Жид наклонился ко мне, прося закурить.

— Вот вы работаете в журнале, что вы думаете о нынешнем времени, как бы вы его вкратце охарактеризовали?

— Это невозможно, я слишком погружен в текущие события, я ощущаю себя в самой их гуще, а надо от них отдалиться. Я едва различаю отдельные направления, но ничего конкретного сказать не могу. У американцев есть минималисты, у мексиканцев — группа «Крэк», у итальянцев — «каннибалы», у англичан — «новые пуритане», а нам с трудом удается собирать небольшие группки, но, как только какая-нибудь из них громко заявит о себе, самый сметливый из ее членов откалывается, пускаясь в одиночное плавание. Несколько лет были популярны писатели-геи, но это вылилось в целое судебное дело.

— Подумаешь, судебное дело. Идиоты… Из-за этих «геев», уж поверьте, мне много крови попортили. Как вспомню своего «Коридона»… И все-таки я кажусь невинным мальчонкой по сравнению с тем, что пишут сегодня. Ну а кроме этого?

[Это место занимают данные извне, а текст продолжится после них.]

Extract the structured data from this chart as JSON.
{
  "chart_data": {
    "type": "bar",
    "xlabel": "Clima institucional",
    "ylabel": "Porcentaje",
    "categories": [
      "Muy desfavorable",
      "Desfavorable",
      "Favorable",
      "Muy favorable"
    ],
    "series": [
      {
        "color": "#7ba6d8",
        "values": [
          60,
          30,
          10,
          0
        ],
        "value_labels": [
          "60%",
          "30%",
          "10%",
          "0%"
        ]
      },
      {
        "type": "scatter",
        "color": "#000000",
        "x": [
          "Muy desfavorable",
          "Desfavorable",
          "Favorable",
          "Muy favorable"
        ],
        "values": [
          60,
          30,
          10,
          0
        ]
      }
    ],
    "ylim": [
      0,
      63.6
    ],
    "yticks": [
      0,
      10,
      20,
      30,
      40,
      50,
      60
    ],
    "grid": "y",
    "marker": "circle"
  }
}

— У нас есть свои современные классики. Заслуживающие доверия профессионалы. Эктор Бьянчотти[2], например, — один из немногих иностранных авторов, который стал французом и по-французски пишет лучше, чем многие native speakers[3], как говорят лингвисты. Он нашел особый способ рассказать о своей жизни, и способ этот оказался до того хорош, что открыл ему дорогу в Академию, где зазвучал его мелодичный и страстный голос. Кстати, его избрание было встречено с одобрением.

— Мне говорили, что Ринальди…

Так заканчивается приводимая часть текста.